The Horror Honeys: Sometimes, dead is better

Sometimes, dead is better

A Supernatural Honey Review - by Suzanne

Wake Wood (2010)

When news of this film started circulating, I was excited. Hammer Films was coming back and it sounded like a great premise for a horror film. Upon my first viewing, I was beyond disappointed. I decided I was a bit harsh and wanted to give it another go. 

Aidan Gillen (Game of Thrones), Eva Birthistle (The Children) and Timothy Spall (Harry Potter films) lead the cast of this Irish horror film. Patrick (Gillen) and Louise (Birthistle) lose their 9 year old daughter to a vicious dog mauling. Trying to pick up the pieces, they move to the small town of Wake Wood. The townspeople are strange, but welcoming. One evening, after the car breaks down, Louise witnesses an horrific ritual where someone is "birthed" out of a bloody, body shaped pod.

Local big wig, Arthur (Spall), goes to the couple and offers them the deal of a lifetime. They can have their Alice back, but only for 3 days. In that time, they must say their proper good-byes. At the end of the 3 days, Alice must go back. There are three conditions they must agree to or there will be serious consequences. The first condition is the deceased cannot be so for more than a year. The second is, once back, they cannot go beyond the boundaries of the town. Third, if they go through with it, they are bound to the town and it's secrets for the rest of their lives. This all seems reasonable, right?


Patrick and Louise agree, but right off the bat, they fail the first condition. You see, Alice has been dead for more than a year and some of the town's residents are wise to something being amiss. They make their concerns known and fight to deny her resurrection. Dun, dun, dun! Oh, she comes back fine, initially, but after the first day passes, things start to go south. 

Here we go with another creepy kid movie. I'm not sure why I do this to myself other than reinforce that fact I do not want kids. This kid, Alice, played too convincingly by Ella Connolly, is deadly. She does a lot of damage in the course of two days.




I have to say, upon this second viewing, I liked it a bit more than the first. I was expecting so much the first time, I was angry when those expectations weren't met. This time, I was a bit more forgiving. 

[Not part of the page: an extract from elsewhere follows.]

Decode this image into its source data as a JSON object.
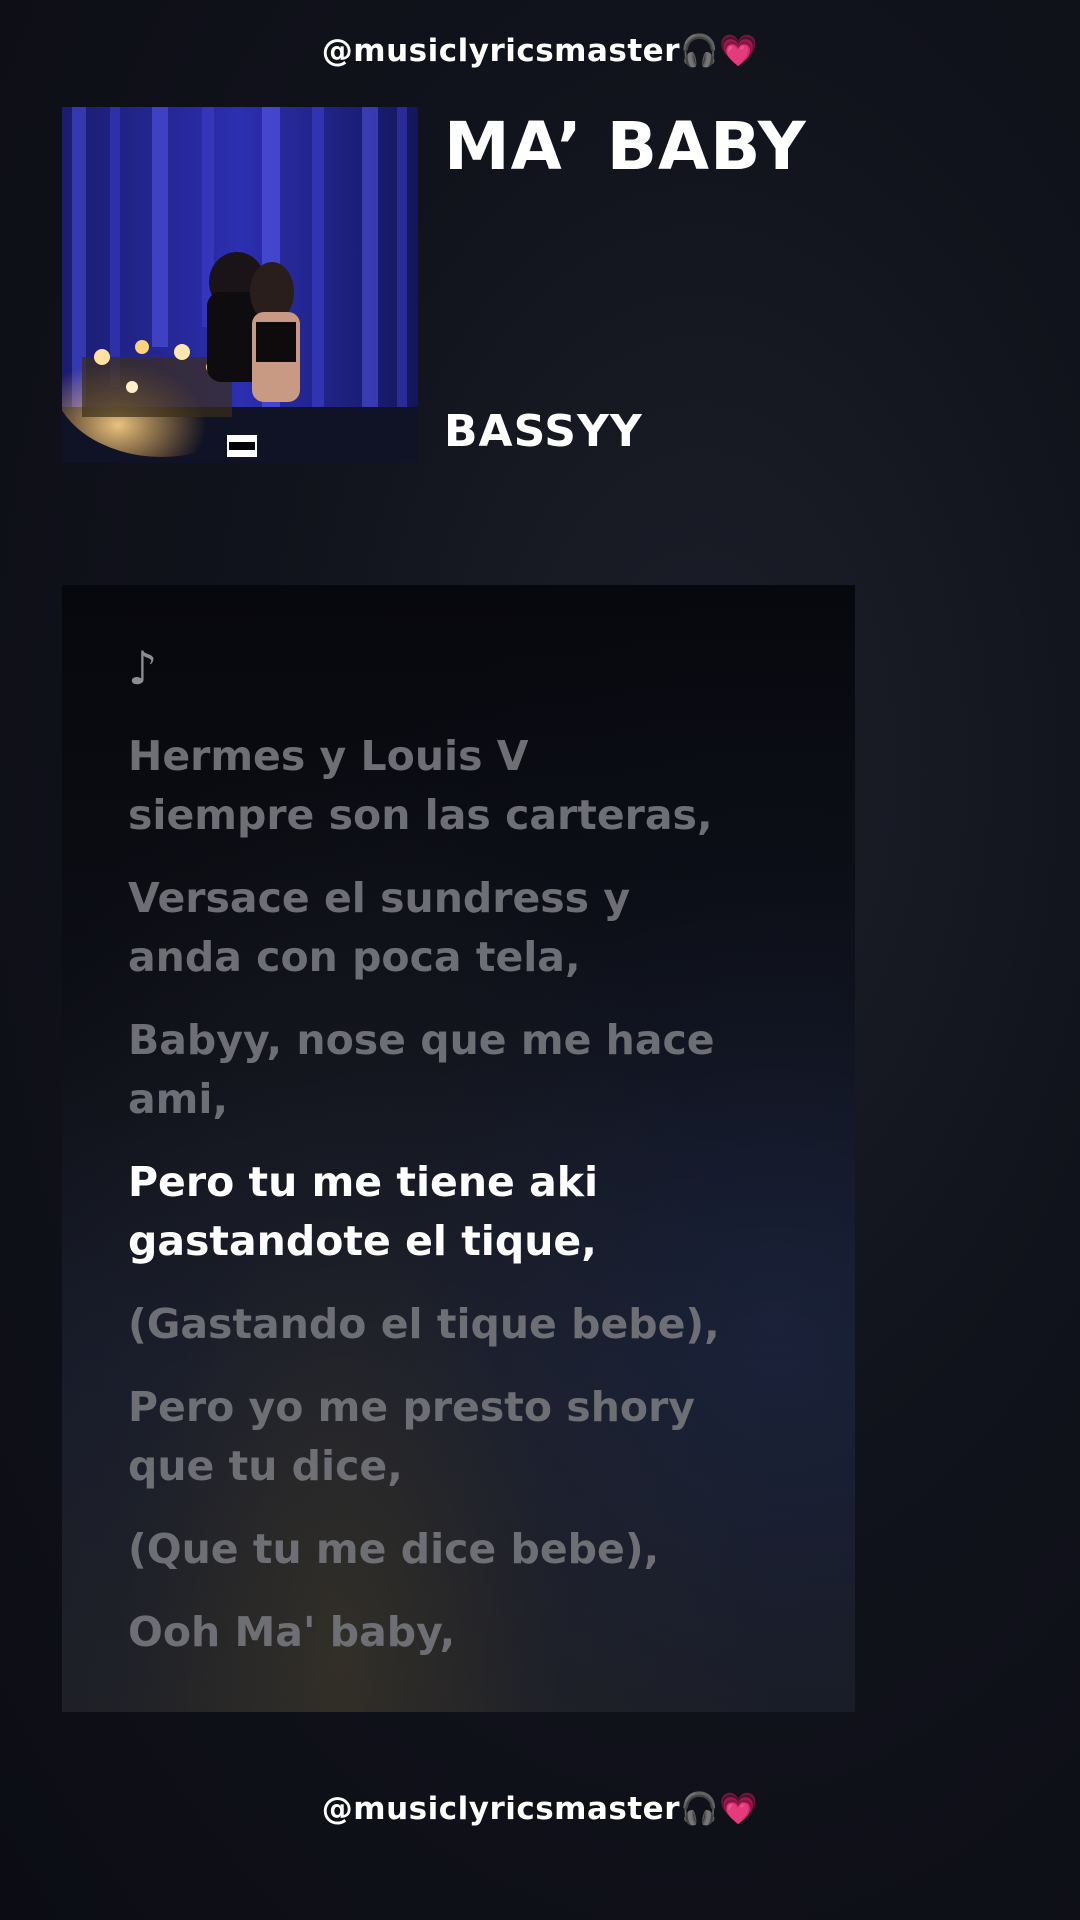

The acting is top notch. Gillen and Birthistle have great chemistry and convey the pain and anger of two people who are barely holding on after their loss. After Alice returns and they come back together, it's touching and sexy. When they realize what Alice has done and know she has to go back, they are a solid team. Sadly, because of their dishonesty, they will suffer more loss. I won't tell you what.

Timothy Spall has always creeped me out as Wormtail in the Harry Potter movies, but here you aren't sure if he's evil or just protective. He really has an understated, but powerful, presence.


There is plenty of gore and lots of blood. Most of the effects are practical and well done. I only have one real complaint in this area. When Alice tries to leave the town boundaries, she begins to come apart. However, when she is brought back, the gore just digitally disappears from skin and clothing. It's pretty lame.

Filmed mostly on location in Ireland, it has a damp, dreary look and feel. The only sunny day happened to be the day of Alice's return.


So what's my big problem with this movie? It's slow and predictable. Some people have called it a Pet Sematary ripoff and I wouldn't entirely disagree. My other issue is that, although this is a Hammer production, nowhere is Hammer's name on this film. I thought it odd when watching the opening credits so I sat through the end credits as well. Nope, not there. I guess they weren't too proud of it. Maybe if they had somehow worked a Christopher Lee cameo in there, they would have taken credit. 
From what I've seen, people either love it or hate it. I am somewhere in the middle. For me, it's just meh.